Laser Coaching Framework
A 9-step facilitation formula for high-impact group coaching sessions. Designed to maximize energy, accountability, and actionable takeaways in a compressed timeframe.
The 9 Steps
Step 1 — Kickoff with Purpose
Open with a clear statement of why this session exists and what participants will walk away with. Set the tone — this is not a passive experience.
Step 2 — Rules of Engagement
Establish non-negotiable ground rules upfront:
- No passengers. Everyone participates or leaves.
- Cameras on. Full presence required.
- P10 commitment. Rate your commitment to showing up fully on a 1-10 scale. Anything below 10 gets addressed.
Step 3 — Celebrate Wins
Start with wins before diving into problems. Recognition creates momentum and normalizes sharing success publicly.
Step 4 — Define Outcomes
Each participant states their specific outcome for the session. Vague goals produce vague coaching. Force clarity: "What do you need to solve in the next 30 minutes?"
Step 5 — Hot Seat
Select one participant for focused coaching. Use 2 qualifying questions to determine who gets the seat:
- What is the specific challenge?
- What have you already tried?
These questions filter for readiness — the hot seat goes to someone with a real problem who has already attempted a solution.
Step 6 — Feedback (1-2 Minutes Written, with Music)
After the hot seat, all participants write feedback simultaneously. Play music during the writing exercise — it maintains energy and prevents dead air. Time-box to 1-2 minutes. Peer feedback first, facilitator feedback last.

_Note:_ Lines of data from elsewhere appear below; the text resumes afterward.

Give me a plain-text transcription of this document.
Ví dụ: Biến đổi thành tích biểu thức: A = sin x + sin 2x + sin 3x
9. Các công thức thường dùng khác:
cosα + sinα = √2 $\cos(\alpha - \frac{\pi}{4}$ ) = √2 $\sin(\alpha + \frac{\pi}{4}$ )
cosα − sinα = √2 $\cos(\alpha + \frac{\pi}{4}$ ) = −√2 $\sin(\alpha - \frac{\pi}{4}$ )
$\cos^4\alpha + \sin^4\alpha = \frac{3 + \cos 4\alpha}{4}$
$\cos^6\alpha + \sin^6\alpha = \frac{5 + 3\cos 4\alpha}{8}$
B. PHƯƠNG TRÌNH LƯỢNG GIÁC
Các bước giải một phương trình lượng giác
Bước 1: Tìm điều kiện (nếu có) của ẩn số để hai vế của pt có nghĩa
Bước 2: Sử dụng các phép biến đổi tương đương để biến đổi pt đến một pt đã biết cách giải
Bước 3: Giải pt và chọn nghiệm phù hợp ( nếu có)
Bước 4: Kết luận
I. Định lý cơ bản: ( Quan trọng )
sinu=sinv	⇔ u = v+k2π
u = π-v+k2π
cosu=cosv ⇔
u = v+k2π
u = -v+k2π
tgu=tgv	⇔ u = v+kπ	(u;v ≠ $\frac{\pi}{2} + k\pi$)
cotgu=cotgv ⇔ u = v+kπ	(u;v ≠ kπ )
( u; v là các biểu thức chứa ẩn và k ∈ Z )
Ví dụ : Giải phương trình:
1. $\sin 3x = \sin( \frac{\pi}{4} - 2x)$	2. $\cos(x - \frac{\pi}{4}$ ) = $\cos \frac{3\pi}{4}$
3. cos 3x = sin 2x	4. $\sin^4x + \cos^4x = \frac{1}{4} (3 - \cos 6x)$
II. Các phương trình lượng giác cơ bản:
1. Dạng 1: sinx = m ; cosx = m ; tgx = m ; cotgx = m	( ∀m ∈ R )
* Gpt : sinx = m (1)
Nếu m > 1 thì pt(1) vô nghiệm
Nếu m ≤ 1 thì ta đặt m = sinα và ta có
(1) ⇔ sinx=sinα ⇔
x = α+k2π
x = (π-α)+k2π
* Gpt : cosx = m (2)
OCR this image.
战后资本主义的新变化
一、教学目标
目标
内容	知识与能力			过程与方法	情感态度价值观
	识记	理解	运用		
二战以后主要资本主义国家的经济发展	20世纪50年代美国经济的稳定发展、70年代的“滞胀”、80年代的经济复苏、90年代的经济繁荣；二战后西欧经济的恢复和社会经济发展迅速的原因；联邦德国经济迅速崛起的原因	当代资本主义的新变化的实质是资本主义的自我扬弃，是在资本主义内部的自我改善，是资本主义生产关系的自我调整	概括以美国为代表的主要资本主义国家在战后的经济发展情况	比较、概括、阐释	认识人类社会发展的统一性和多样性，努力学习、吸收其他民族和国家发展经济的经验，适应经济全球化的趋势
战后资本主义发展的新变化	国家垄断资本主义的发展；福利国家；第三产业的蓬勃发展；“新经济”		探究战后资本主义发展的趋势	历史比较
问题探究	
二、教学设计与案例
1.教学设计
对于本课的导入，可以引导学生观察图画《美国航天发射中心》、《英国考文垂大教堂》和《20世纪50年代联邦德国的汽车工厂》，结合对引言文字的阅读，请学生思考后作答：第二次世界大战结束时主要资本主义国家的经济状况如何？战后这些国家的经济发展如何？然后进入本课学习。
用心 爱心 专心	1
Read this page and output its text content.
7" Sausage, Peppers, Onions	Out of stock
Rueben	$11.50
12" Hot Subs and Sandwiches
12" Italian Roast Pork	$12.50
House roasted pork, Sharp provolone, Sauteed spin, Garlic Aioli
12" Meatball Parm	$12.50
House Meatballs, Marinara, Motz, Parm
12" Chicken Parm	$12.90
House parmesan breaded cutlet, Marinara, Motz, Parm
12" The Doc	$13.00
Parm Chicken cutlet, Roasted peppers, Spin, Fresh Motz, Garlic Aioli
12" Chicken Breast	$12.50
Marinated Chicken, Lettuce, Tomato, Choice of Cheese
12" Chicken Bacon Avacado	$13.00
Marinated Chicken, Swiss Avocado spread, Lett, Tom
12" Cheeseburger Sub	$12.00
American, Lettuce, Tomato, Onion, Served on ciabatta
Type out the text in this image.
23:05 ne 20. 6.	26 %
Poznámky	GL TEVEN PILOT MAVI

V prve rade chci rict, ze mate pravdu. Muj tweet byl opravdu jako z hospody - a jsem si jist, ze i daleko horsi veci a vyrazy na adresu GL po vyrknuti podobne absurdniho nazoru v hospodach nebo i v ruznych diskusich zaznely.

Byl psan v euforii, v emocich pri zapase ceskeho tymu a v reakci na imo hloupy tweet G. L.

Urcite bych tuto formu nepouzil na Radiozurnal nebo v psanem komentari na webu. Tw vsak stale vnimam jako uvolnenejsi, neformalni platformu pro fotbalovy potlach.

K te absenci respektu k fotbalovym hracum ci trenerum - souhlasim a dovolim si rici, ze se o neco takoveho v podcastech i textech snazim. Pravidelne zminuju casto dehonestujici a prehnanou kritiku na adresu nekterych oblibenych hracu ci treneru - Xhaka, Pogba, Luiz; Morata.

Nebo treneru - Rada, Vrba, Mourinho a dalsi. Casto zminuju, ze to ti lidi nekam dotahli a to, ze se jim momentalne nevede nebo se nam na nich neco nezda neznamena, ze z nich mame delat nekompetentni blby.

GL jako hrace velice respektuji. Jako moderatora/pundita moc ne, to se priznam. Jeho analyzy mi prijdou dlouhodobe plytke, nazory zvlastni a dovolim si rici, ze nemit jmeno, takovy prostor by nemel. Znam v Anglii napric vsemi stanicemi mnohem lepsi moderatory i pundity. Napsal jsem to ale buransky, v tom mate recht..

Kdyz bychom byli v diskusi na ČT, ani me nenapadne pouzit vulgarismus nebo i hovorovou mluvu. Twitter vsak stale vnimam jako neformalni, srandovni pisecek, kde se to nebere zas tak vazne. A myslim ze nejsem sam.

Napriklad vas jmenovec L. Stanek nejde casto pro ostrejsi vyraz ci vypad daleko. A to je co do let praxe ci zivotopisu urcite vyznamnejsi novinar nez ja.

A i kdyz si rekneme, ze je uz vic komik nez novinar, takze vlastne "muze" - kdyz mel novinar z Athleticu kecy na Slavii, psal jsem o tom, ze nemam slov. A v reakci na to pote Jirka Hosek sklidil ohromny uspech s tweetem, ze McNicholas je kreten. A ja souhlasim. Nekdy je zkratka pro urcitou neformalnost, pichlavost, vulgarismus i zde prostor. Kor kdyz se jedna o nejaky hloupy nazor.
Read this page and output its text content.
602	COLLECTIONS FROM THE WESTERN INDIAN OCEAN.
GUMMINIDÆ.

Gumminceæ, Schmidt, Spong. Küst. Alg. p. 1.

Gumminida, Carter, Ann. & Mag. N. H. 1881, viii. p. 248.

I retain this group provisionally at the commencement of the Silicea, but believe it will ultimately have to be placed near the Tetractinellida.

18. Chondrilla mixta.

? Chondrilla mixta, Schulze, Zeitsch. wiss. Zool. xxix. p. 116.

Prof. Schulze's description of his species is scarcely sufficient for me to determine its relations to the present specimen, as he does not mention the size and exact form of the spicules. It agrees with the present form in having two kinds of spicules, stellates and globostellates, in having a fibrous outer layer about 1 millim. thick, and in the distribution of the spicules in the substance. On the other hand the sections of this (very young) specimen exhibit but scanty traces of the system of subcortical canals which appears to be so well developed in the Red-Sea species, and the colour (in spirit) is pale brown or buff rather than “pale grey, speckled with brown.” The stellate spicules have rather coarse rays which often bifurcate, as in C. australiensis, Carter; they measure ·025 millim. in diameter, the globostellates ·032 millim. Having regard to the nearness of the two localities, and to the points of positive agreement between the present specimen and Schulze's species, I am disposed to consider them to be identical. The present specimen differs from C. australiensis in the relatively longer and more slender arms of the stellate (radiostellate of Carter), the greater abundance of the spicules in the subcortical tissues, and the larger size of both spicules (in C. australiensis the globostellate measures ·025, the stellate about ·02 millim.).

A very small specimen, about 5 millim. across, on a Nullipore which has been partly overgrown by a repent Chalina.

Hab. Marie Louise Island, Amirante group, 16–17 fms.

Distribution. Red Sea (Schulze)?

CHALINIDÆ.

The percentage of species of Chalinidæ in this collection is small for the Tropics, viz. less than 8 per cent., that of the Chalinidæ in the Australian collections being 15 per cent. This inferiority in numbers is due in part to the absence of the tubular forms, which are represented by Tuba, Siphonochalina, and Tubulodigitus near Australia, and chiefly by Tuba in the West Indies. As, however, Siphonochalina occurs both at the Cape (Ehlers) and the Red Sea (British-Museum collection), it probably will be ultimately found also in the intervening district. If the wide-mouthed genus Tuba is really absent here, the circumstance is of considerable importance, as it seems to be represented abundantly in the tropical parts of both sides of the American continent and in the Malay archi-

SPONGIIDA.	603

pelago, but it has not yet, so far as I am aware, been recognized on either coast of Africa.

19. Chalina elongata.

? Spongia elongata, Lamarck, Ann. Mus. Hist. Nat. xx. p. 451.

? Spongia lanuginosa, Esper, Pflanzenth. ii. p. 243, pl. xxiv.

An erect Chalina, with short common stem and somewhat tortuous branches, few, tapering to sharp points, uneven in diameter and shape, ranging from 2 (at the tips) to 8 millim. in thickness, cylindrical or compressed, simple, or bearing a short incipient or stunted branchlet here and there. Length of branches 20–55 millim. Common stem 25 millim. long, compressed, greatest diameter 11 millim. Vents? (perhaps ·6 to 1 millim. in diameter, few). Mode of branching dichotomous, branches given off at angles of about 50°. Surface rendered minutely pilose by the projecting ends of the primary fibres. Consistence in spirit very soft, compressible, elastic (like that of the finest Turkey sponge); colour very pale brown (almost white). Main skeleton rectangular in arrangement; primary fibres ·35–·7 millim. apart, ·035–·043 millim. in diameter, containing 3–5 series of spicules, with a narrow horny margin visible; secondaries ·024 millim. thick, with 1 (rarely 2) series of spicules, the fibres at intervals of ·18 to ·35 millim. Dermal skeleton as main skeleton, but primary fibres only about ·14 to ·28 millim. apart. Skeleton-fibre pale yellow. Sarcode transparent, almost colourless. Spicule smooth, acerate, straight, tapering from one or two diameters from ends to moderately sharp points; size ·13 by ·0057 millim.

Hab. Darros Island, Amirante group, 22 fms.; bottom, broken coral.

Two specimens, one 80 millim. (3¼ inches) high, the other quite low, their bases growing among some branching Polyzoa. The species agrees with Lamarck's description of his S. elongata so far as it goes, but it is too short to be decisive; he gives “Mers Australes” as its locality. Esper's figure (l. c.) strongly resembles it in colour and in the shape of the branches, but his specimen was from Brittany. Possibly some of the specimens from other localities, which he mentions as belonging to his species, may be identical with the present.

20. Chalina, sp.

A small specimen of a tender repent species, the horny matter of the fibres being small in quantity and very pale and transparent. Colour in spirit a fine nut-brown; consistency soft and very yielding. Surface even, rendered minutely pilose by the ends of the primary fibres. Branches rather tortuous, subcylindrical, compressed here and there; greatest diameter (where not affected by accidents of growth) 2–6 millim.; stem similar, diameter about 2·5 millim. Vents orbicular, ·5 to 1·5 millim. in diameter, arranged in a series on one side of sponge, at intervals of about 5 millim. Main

Step 7 — Capture Takeaways (45-Second Reflection)
Each participant writes their single biggest takeaway in 45 seconds. This forces synthesis and creates a personal action item.
Step 8 — Open Q&A (30-Second Written)
Participants write their questions in 30 seconds. Written format prevents rambling and ensures questions are concise.
Step 9 — Calling System
Selection method for hot seat and Q&A participation:
- Ask for a volunteer first.
- If no volunteer, do a countdown (3-2-1) and call on someone.
- If countdown produces no response, facilitator selects.
This graduated approach rewards initiative while ensuring no one hides.
Energy Management Principles
- Music during writing exercises maintains session energy and prevents awkward silence.
- Peer feedback before facilitator feedback — participants learn to coach each other, not just receive from the top.
- Time-boxing everything keeps pace high and prevents energy drain from overlong segments.
- Written responses before verbal — writing forces thinking, verbal allows elaboration.